In this movie I'll show you how to remap a few OS-level keyboard shortcuts on the Mac, so that everything works as advertised inside Illustrator. And by the way, this movie is exclusively for Macintosh folks; if you are working on a PC, you can skip ahead to the next movie. First step is to go up to the Apple menu and choose System Preferences and then inside the big System Preferences dialog box, locate and click on the Keyboard icon. Now we want to start with a keyboard tab here. So go ahead and click on it, if it's not already visible.
And then turn on this checkbox, Use all F1, F2 key as standard function keys; that way you don't have to the press that Fn key all the time, except you will now have to press the Fn key to do things like change your monitor brightness, and change the volume and so forth. So it's really up to you which way you decide to work, but I prefer for this checkbox to be on. Then switch over to Keyboard Shortcuts, and you want to start with Launchpad & Dock. And notice the side I am Turn Dock Hiding on and off; its keyboard shortcut is Command+Option+D, which is what I've set for the Place Command under the File menu.
So if you want to work that way as well, you need to change this shortcut by clicking on it once and then twice, in order to make that shortcut active. And then press the Ctrl key along with D. And you'll now see a ^ caret listed next to the D, which is the Mac's way of showing you the Ctrl key. All right, now I'll switchover to Mission Control and from here things could end up differing, depending on which version of the Operating System you're using. But what you want to do is hunt down any function keys that are listed just by themselves, such as F10 and F12 here, and change them to Ctrl along with that key.

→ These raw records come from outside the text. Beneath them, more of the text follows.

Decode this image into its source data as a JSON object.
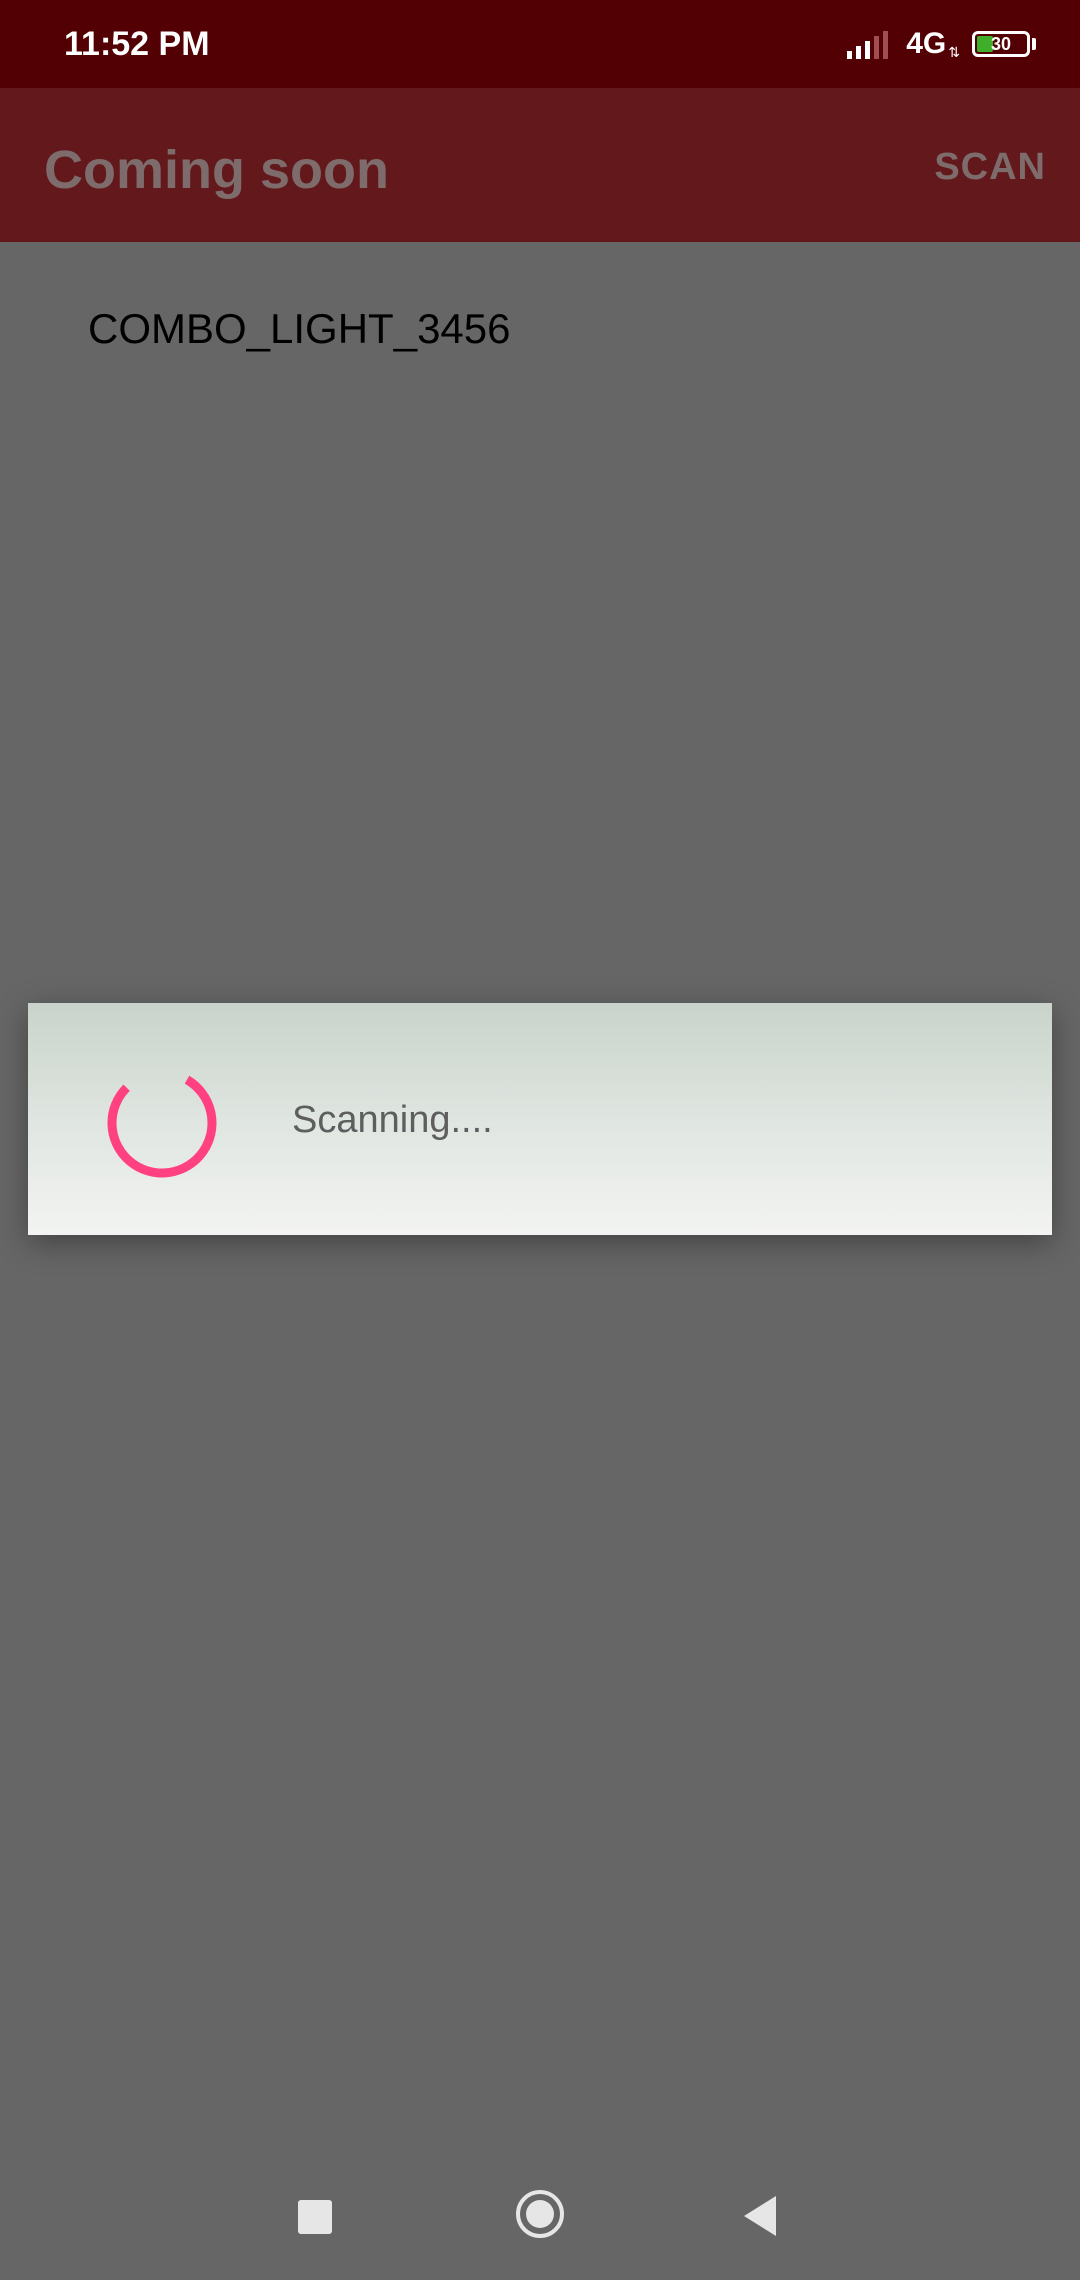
{
  "status_bar": {
    "time": "11:52 PM",
    "network": "4G",
    "battery_level": "30",
    "icons": [
      "signal-icon",
      "network-activity-icon",
      "battery-icon"
    ]
  },
  "app_bar": {
    "title": "Coming soon",
    "scan_label": "SCAN"
  },
  "devices": [
    {
      "name": "COMBO_LIGHT_3456"
    }
  ],
  "dialog": {
    "message": "Scanning....",
    "spinner_color": "#ff4081"
  },
  "nav_bar": {
    "icons": [
      "recents-square-icon",
      "home-circle-icon",
      "back-triangle-icon"
    ]
  },
  "colors": {
    "status_bar": "#520004",
    "app_bar": "#63191b",
    "scrim_background": "#666666"
  }
}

So for example, once I highlight F10, I will press Ctrl+F10 and then I will highlight F12, which is what I've been telling you is a great keyboard shortcut for reverting the image to its last saved appearance, but it's going to switch you to the Dashboard the way things are. So go and press Ctrl+F12 for that guy as well. Then you can switch ahead to Spotlight. Now both of these keyboard shortcuts interfere with your ability to zoom inside of Illustrator. So what I recommend you do is highlight the first one and press Command+Ctrl+Spacebar so that you still have a shortcut for Spotlight.
And then for the next one, press Command+Ctrl+Option+ Spacebar, and you'll end up seeing this little Option character. All right, finally go ahead and switchover to Universal Access. And this is totally up to you; if you find these options to be useful, then by all means leave them turned on or switch them to different keyboard shortcuts. so they don't interfere with the ones that I added to Illustrator. But if you don't rely on, for example screen zooming, then just go ahead and click a couple of times on that checkbox--once to turn all the options on, and then to turn them all off.
And that way these shortcuts, Command+Option+8 and Command+Option+Backslash, will not interfere with those that I added to the Select menu. And that's it. Now you can close System Preferences in order to save your changes. And that's how you modify the Mac's OS-level keyboard shortcuts, so they don't interfere with Illustrator's default shortcuts or my custom ones.